I first listened to Ruth Crawford Seeger's String Quartet (1931) in a class at the University of Washington in the late 90s with Dr. Diane Thome, who would do much to broaden my musical horizons during my stay there. As a composition major, I was stewing in music from all periods and genres that year, and began to develop an anxiety–an anxiety that I wasn't listening and absorbing fast enough, that I was too dumb to understand some of these modern pieces–when I heard rich, dense music like Seeger's.
On initial listen to some pieces, there is so much that washes over you initially that it can be difficult to let go and absorb the sound viscerally. My mind would kick in heavy once the needle dropped, and my inner reptile would get to work processing sound objects, looking frantically for connections, so that I'd ultimately have something astute to say about the construction of the piece.

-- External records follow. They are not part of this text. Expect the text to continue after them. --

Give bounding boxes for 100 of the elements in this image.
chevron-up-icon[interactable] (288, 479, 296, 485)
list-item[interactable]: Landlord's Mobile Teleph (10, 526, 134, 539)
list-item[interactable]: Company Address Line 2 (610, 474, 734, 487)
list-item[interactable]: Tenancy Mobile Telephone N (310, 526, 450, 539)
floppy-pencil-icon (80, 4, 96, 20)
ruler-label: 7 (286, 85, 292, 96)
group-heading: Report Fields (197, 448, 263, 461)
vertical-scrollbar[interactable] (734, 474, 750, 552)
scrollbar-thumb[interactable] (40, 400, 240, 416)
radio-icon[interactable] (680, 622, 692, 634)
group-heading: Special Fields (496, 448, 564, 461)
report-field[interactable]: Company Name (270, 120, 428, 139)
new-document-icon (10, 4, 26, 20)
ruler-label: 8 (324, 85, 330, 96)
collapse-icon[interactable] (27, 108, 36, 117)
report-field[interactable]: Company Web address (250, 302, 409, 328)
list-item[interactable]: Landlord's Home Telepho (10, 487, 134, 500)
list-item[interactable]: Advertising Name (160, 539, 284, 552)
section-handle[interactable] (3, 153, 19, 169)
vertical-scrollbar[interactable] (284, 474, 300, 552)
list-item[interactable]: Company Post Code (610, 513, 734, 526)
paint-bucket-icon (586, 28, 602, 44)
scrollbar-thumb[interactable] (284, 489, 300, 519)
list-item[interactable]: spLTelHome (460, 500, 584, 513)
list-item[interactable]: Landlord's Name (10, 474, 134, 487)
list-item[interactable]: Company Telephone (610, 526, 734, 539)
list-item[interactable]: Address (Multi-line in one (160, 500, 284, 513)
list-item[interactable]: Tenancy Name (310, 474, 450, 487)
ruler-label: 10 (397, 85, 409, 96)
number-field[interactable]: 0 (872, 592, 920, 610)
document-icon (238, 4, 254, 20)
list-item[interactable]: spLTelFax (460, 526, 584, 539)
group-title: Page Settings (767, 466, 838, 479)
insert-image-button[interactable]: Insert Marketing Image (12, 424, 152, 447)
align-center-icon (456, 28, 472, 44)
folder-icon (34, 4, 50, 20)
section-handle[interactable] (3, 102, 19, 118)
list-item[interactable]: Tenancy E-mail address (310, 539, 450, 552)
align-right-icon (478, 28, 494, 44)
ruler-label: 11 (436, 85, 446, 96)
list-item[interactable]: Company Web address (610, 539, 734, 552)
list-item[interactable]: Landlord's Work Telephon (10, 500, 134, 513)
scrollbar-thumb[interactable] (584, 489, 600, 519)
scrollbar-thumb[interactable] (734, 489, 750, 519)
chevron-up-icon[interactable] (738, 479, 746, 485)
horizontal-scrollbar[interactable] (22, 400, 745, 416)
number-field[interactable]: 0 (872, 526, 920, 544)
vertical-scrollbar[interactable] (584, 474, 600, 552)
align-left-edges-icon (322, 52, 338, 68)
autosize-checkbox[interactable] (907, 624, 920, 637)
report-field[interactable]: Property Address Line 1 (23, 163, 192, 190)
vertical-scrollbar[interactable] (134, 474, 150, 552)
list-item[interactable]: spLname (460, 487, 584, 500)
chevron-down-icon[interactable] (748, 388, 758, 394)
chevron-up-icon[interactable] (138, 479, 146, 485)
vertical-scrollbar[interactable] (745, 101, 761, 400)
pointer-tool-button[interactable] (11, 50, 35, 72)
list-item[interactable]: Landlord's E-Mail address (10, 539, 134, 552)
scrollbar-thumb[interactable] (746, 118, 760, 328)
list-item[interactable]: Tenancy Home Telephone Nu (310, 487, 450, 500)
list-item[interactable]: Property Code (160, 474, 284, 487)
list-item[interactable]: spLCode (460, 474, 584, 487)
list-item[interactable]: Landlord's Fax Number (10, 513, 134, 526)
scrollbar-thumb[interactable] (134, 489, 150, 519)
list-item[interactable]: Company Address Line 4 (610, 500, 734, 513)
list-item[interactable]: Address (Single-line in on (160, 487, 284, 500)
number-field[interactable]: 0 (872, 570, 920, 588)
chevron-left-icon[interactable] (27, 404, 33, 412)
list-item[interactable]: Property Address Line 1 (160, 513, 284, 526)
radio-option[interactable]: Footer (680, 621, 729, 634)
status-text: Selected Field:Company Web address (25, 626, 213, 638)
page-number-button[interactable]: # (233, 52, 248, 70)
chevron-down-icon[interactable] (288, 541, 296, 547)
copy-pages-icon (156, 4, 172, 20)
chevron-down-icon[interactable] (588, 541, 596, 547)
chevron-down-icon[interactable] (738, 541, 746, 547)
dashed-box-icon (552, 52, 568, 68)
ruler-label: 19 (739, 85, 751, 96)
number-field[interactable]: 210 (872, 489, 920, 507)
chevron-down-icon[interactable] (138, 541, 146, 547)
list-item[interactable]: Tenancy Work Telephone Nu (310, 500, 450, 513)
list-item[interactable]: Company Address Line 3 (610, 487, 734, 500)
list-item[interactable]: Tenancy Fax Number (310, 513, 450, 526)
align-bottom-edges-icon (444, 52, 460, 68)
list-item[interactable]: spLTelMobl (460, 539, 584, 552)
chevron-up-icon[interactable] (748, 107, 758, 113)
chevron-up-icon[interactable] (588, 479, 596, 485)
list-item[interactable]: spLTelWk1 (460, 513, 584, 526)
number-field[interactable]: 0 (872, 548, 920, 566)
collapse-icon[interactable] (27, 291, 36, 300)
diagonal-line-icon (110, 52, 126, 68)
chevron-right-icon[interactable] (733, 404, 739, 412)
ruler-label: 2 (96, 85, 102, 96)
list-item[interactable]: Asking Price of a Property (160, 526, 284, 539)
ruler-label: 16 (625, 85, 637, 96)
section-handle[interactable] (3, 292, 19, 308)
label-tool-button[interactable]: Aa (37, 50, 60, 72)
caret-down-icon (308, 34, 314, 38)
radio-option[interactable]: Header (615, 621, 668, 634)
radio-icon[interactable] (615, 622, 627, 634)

I took solace in composers who I could grok on first listen without having to listen and analyse as quickly as possible. This is where I got the name 'Listen Faster' - it's a command I felt was always coming from the Music Dept at UW. Ligeti and Varese were my first blushes at comfort in this context, but I became consciously aware of the issue when I first heard this piece.
I had the opportunity to speak on a Music Technology panel this past weekend at the Grammy's MusicTech summit and spoke to the stellar Passenger String Quartet (no site?) afterwards. Asking them if they knew the piece, I realized I'd been let in on a secret (unfortunately) back in Dr. Thome's class. Ruth's music was historically overshadowed by the valuable theoretical and ethnomusicological work of her husband Charles Seeger and their son Pete Seeger.
I love this piece - it's allusions to timbre's we'd hear in electronic music 20 years later, it's balance, it's rocking-ness.